On the feedback I am getting from housing organisations and trainees it seems to be becoming a growing trend. Being a seasoned housing observer I have to wonder why that is.
Back to my first paragraph.
Homelessness applications have risen 38% in the last year or so and B&B placements 50% this year alone. Judges don’t exist in a bubble. They know what is happening in housing. What I hear regularly when defending people in mortgage repossession cases is judges saying “We aren’t in the business of taking people’s homes away and if there is a chance of saving the home we must give it to them”. It’s becoming almost a script that I can’t help feeling they hone in their tea breaks together.
Is this thinking transferring to possession applications for social landlords? Could it also extend to PRS landlords if homelessness applications continue to rise? Are judges tougher on social landlords than PRS ones in this respect?
I don’t know the answer to this.
Applications for possession based on rent arrears are rising in the PRS, particularly in London where rents are now 70% of average take home pay (9 months ago I recall it was 60%) Many small buy to let amateurs don’t have the requisite cash flow to help them through difficult patches. Rent arrears means they can’t pay the mortgage, and if judges extend this view how will it affect the PRS and the housing stock that councils are increasingly coming to rely on?
Admittedly this is me thinking ahead, so don’t panic. It may be that DJs restrict their reluctance to grant outright possession solely to social landlords. Having said that, none but the most determined of self-interested parties would not consider how councils and housing association will cope if this grows.
When Universal credit comes in next year, part of the strategy is that housing benefit payments will go straight to landlords, as it does in the PRS right now, but social landlords can’t simply avoid benefit tenants like PRS landlords can.
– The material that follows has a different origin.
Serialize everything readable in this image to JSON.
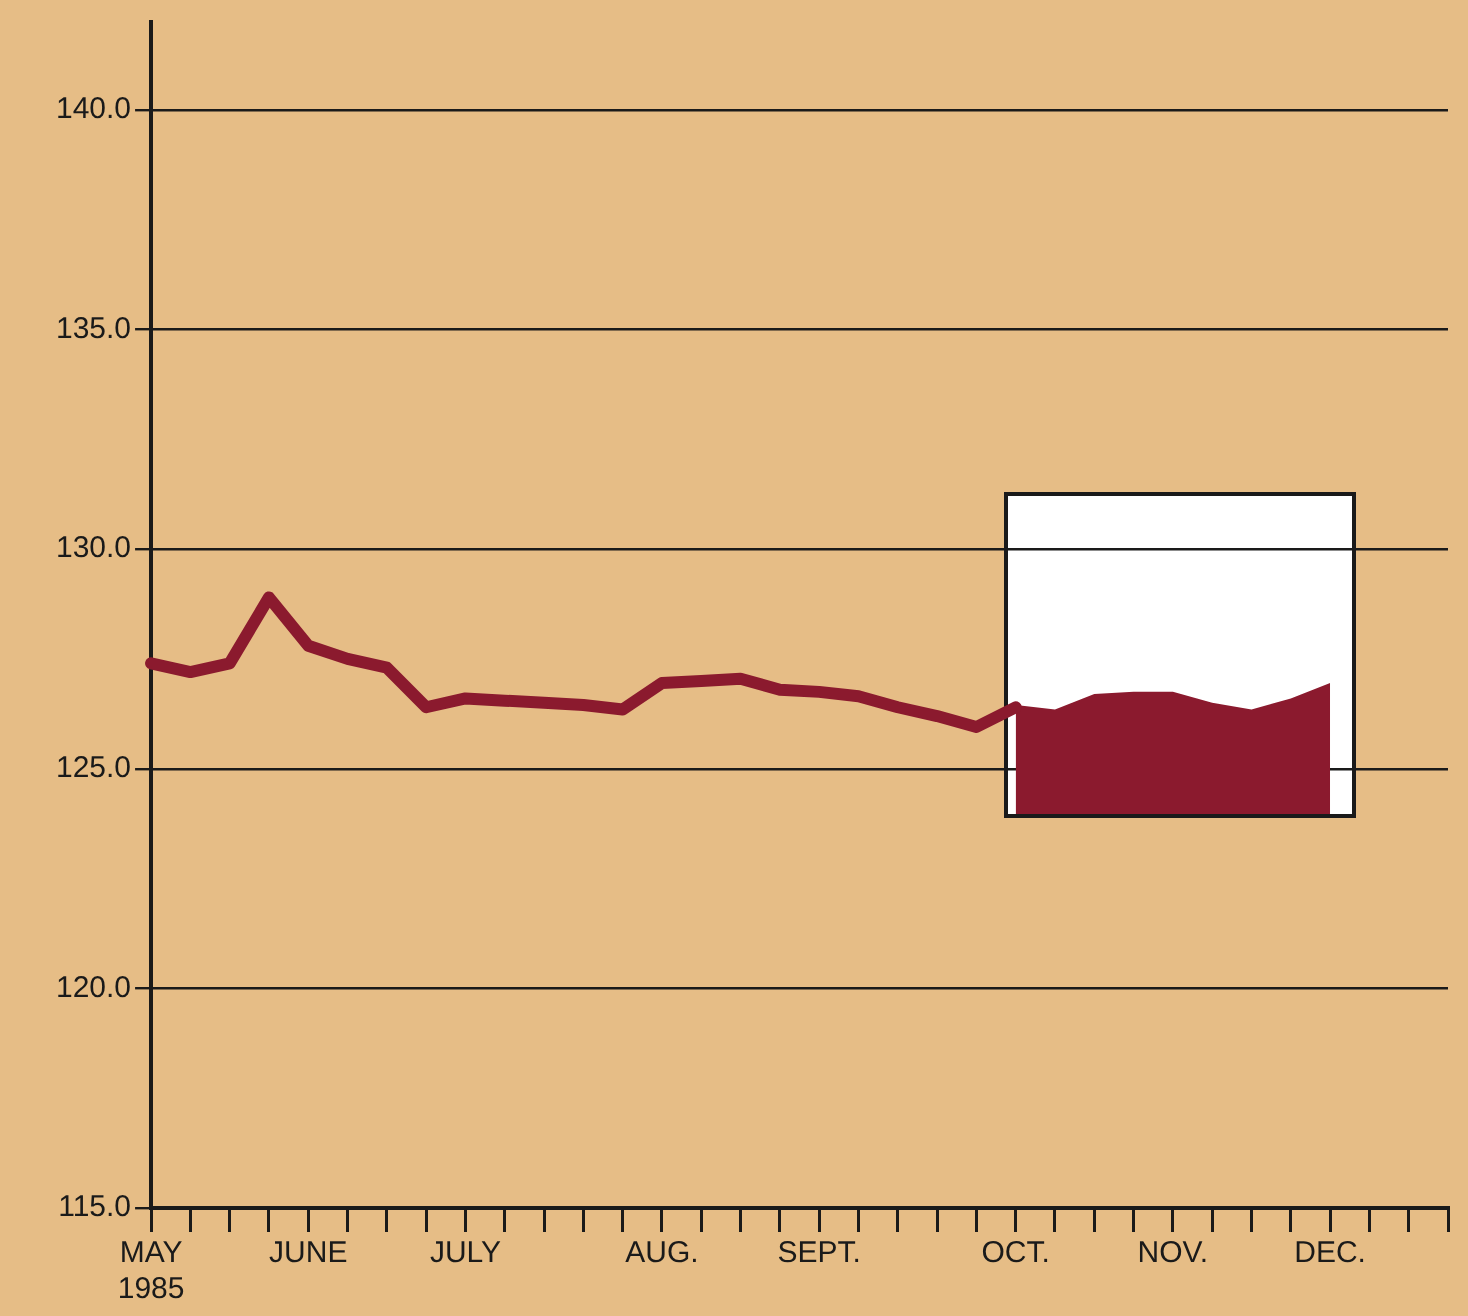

This element of the scheme is currently being tested in pilot and pathfinder schemes in different areas and the government’s reported good news is that in week one there was an 80% success rate. Well whoopee do. My local council’s ALMO have a rent collection rate of 96%. Every 4% drop represents £1.5 million on their annual budget. An 80% collection rate would most probably bankrupt the organisation, as it would many others. If DJs continue to refuse to evict for rent arrears what will happen?
At the very least that loss of income would seriously hamper their ability to respond to new housing minister Mark Prisk’s war cry today that social landlords should start investing in PRS properties
Once again government just doesn’t seem to have thought this through and the district judges seem to be playing the wild card.
It’s anecdotal evidence at the moment but is becoming fairly consistent anecdotal evidence that I don’t think is being measured anywhere but front line housing workers see it all the time.
I don’t know any DJs on such a personal level to ask them what is going on but I would love to know.